With Boris Johnson (BoJo) settling into his new home in No.10 Downing Street, CityFibre is one of the first telcos to champion the office of the blonde bombshell.
“As the original champions of full fibre in the UK, we are delighted to see the new Government recognise the vital importance of rolling out this transformational infrastructure, and we stand ready to work with Government to help achieve this vision,” a CityFibre spokesperson stated.
The UK is now entering into the realms of the unknown, though there is one thing which we can be certain of over the next few months; politics is going to have a very different taste with BoJo at the helm. We couldn’t imagine a character more perfectly opposite to former-Prime Minister Theresa May, at least not in the Conservative party anyway.
“Full fibre connectivity is key to introduce a new generation of services, catalyse innovation, promote creativity and drive the economic and social development of the UK,” the statement continues.
What will be interesting to understand is whether the 100% penetration of full-fibre broadband services by 2025, a target hyped by BoJo over the last few weeks, is a genuine ambition or hot air. History has told us that BoJo has a tendency to get a bit over-excited when it comes to facts and figures, and this one might be a little ambitious.
The only certainty is change. BoJo will likely be more aggressive when it comes to Brexit and probably more pandering when it comes to the relationship with the US. BoJo is somewhat of a pet favourite of US President Donald Trump, fighting with former-UKIP leader Nigel Farage for most loving strokes from the Commander in Chief.

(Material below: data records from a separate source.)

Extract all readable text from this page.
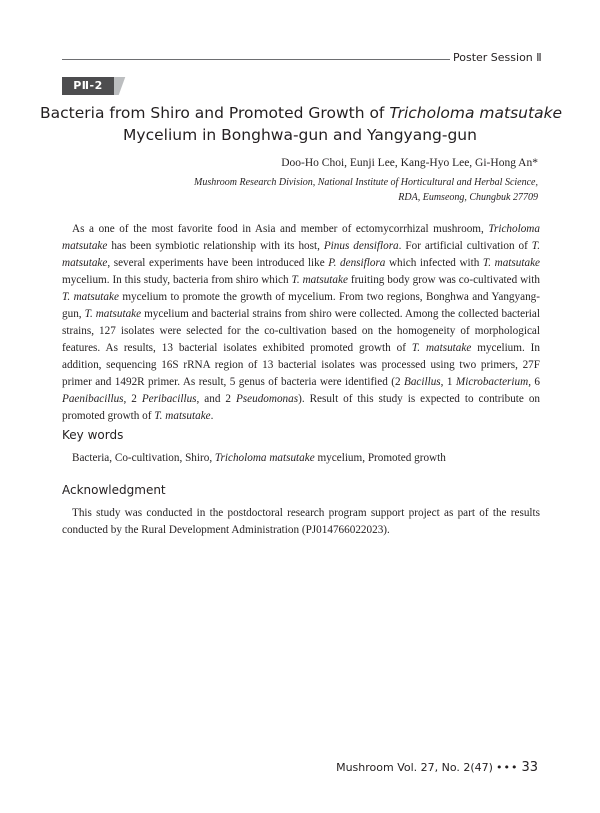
Poster Session Ⅱ
PⅡ-2
Bacteria from Shiro and Promoted Growth of Tricholoma matsutake
Mycelium in Bonghwa-gun and Yangyang-gun
Doo-Ho Choi, Eunji Lee, Kang-Hyo Lee, Gi-Hong An*
Mushroom Research Division, National Institute of Horticultural and Herbal Science,
RDA, Eumseong, Chungbuk 27709

As a one of the most favorite food in Asia and member of ectomycorrhizal mushroom, Tricholoma matsutake has been symbiotic relationship with its host, Pinus densiflora. For artificial cultivation of T. matsutake, several experiments have been introduced like P. densiflora which infected with T. matsutake mycelium. In this study, bacteria from shiro which T. matsutake fruiting body grow was co-cultivated with T. matsutake mycelium to promote the growth of mycelium. From two regions, Bonghwa and Yangyang-gun, T. matsutake mycelium and bacterial strains from shiro were collected. Among the collected bacterial strains, 127 isolates were selected for the co-cultivation based on the homogeneity of morphological features. As results, 13 bacterial isolates exhibited promoted growth of T. matsutake mycelium. In addition, sequencing 16S rRNA region of 13 bacterial isolates was processed using two primers, 27F primer and 1492R primer. As result, 5 genus of bacteria were identified (2 Bacillus, 1 Microbacterium, 6 Paenibacillus, 2 Peribacillus, and 2 Pseudomonas). Result of this study is expected to contribute on promoted growth of T. matsutake.

Key words
Bacteria, Co-cultivation, Shiro, Tricholoma matsutake mycelium, Promoted growth
Acknowledgment

This study was conducted in the postdoctoral research program support project as part of the results conducted by the Rural Development Administration (PJ014766022023).

Mushroom Vol. 27, No. 2(47) ••• 33
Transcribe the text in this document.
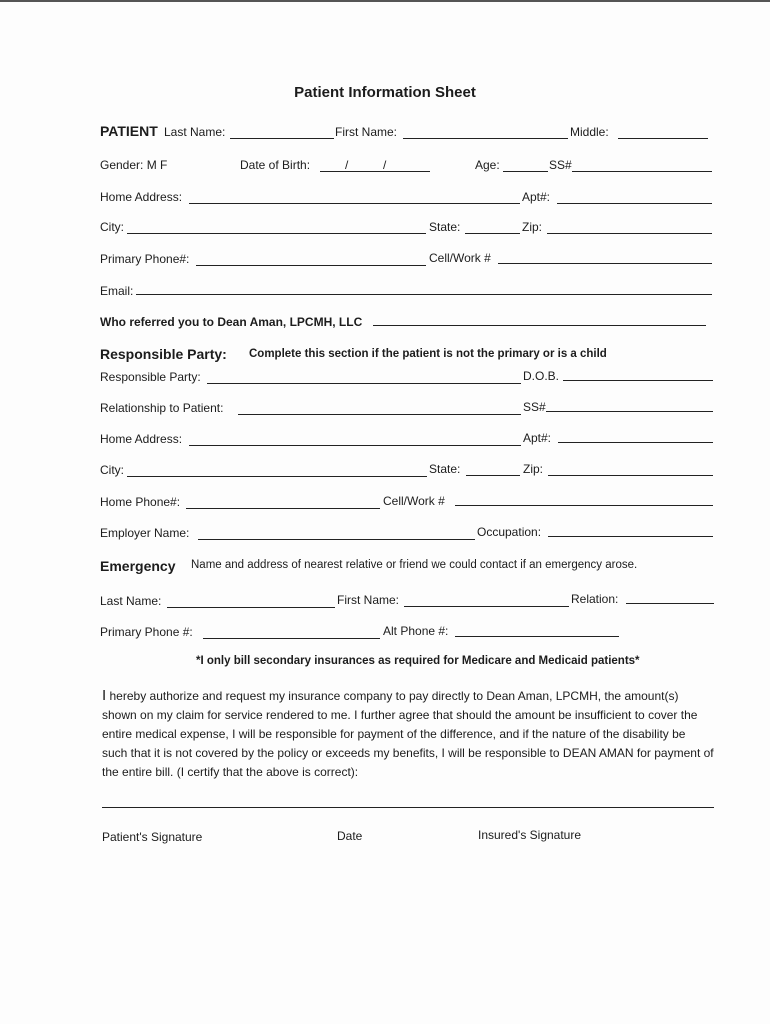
Patient Information Sheet
PATIENT Last Name:	First Name:	Middle:
Gender: M F	Date of Birth:	/	/	Age:	SS#
Home Address:	Apt#:
City:	State:	Zip:
Primary Phone#:	Cell/Work #
Email:
Who referred you to Dean Aman, LPCMH, LLC
Responsible Party: Complete this section if the patient is not the primary or is a child
Responsible Party:	D.O.B.
Relationship to Patient:	SS#
Home Address:	Apt#:
City:	State:	Zip:
Home Phone#:	Cell/Work #
Employer Name:	Occupation:
Emergency Name and address of nearest relative or friend we could contact if an emergency arose.
Last Name:	First Name:	Relation:
Primary Phone #:	Alt Phone #:
*I only bill secondary insurances as required for Medicare and Medicaid patients*
I hereby authorize and request my insurance company to pay directly to Dean Aman, LPCMH, the amount(s) shown on my claim for service rendered to me. I further agree that should the amount be insufficient to cover the entire medical expense, I will be responsible for payment of the difference, and if the nature of the disability be such that it is not covered by the policy or exceeds my benefits, I will be responsible to DEAN AMAN for payment of the entire bill. (I certify that the above is correct):
Patient's Signature	Date	Insured's Signature
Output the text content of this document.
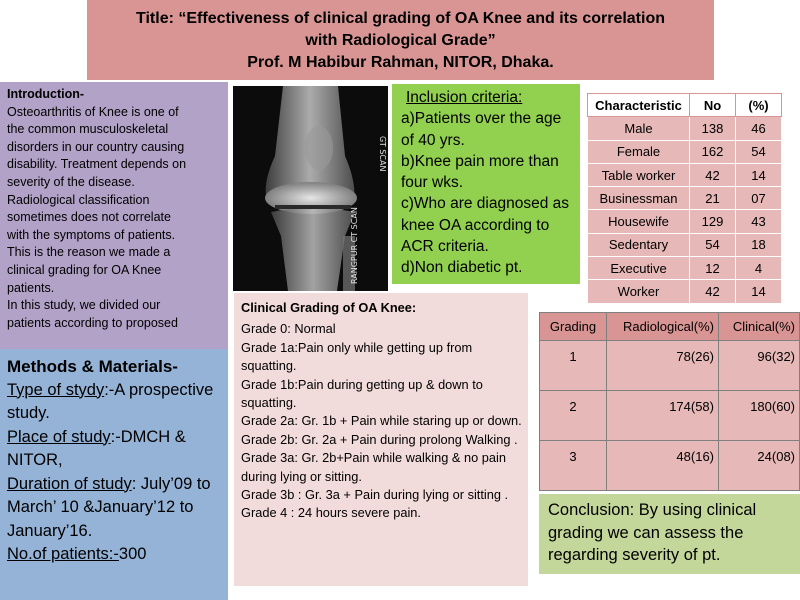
Title: “Effectiveness of clinical grading of OA Knee and its correlation
with Radiological Grade”
Prof. M Habibur Rahman, NITOR, Dhaka.
Introduction-
Osteoarthritis of Knee is one of
the common musculoskeletal
disorders in our country causing
disability. Treatment depends on
severity of the disease.
Radiological classification
sometimes does not correlate
with the symptoms of patients.
This is the reason we made a
clinical grading for OA Knee
patients.
In this study, we divided our
patients according to proposed
Methods & Materials-
Type of stydy:-A prospective study.
Place of study:-DMCH & NITOR,
Duration of study: July’09 to March’ 10 &January’12 to January’16.
No.of patients:-300
RANGPUR CT SCAN
GT SCAN
Inclusion criteria:
a)Patients over the age of 40 yrs.
b)Knee pain more than four wks.
c)Who are diagnosed as knee OA according to ACR criteria.
d)Non diabetic pt.
Characteristic	No	(%)
Male	138	46
Female	162	54
Table worker	42	14
Businessman	21	07
Housewife	129	43
Sedentary	54	18
Executive	12	4
Worker	42	14
Clinical Grading of OA Knee:
Grade 0: Normal
Grade 1a:Pain only while getting up from squatting.
Grade 1b:Pain during getting up & down to squatting.
Grade 2a: Gr. 1b + Pain while staring up or down.
Grade 2b: Gr. 2a + Pain during prolong Walking .
Grade 3a: Gr. 2b+Pain while walking & no pain during lying or sitting.
Grade 3b : Gr. 3a + Pain during lying or sitting .
Grade 4 : 24 hours severe pain.
Grading	Radiological(%)	Clinical(%)
1	78(26)	96(32)
2	174(58)	180(60)
3	48(16)	24(08)
Conclusion: By using clinical grading we can assess the regarding severity of pt.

Some might say this is a good position for the UK, with Brexit forcing the Government to look further afield for lucrative trade deals, though the Huawei saga will continue. The Supply Chain Review announcement left no-one with clarity over the UKs position, though with BoJo’s White House relationship it might spell trouble. The can has been kicked down the street and it has landed firmly in BoJo’s office.
After a 24-hour period which some media sites have been describing as a ‘Cabinet Massacre’, the industry will also have to get to grips with a new Secretary of State for Digital, Culture, Media and Sport. MP for Loughborough Nicky Morgan has assumed control of the department, and her CV can tell you why…
After working as a corporate lawyer at Travers Smith specialising in mergers and acquisitions, Morgan moved in-house to corporate law and was then elected as an MP in 2010. Since that point, Morgan has as the Economic Secretary to the Treasury, Financial Secretary to the Treasury, Minister for Women and Equalities, Secretary of State for Education and Chair of the Treasury Select Committee.
Looking through the ‘They work for you’ website, Morgan has not contributed to any discussions which concern technology, media or telecommunications in recent months. An interesting choice for DCMS and an interesting couple of months in store as Morgan gets herself up-to-speed.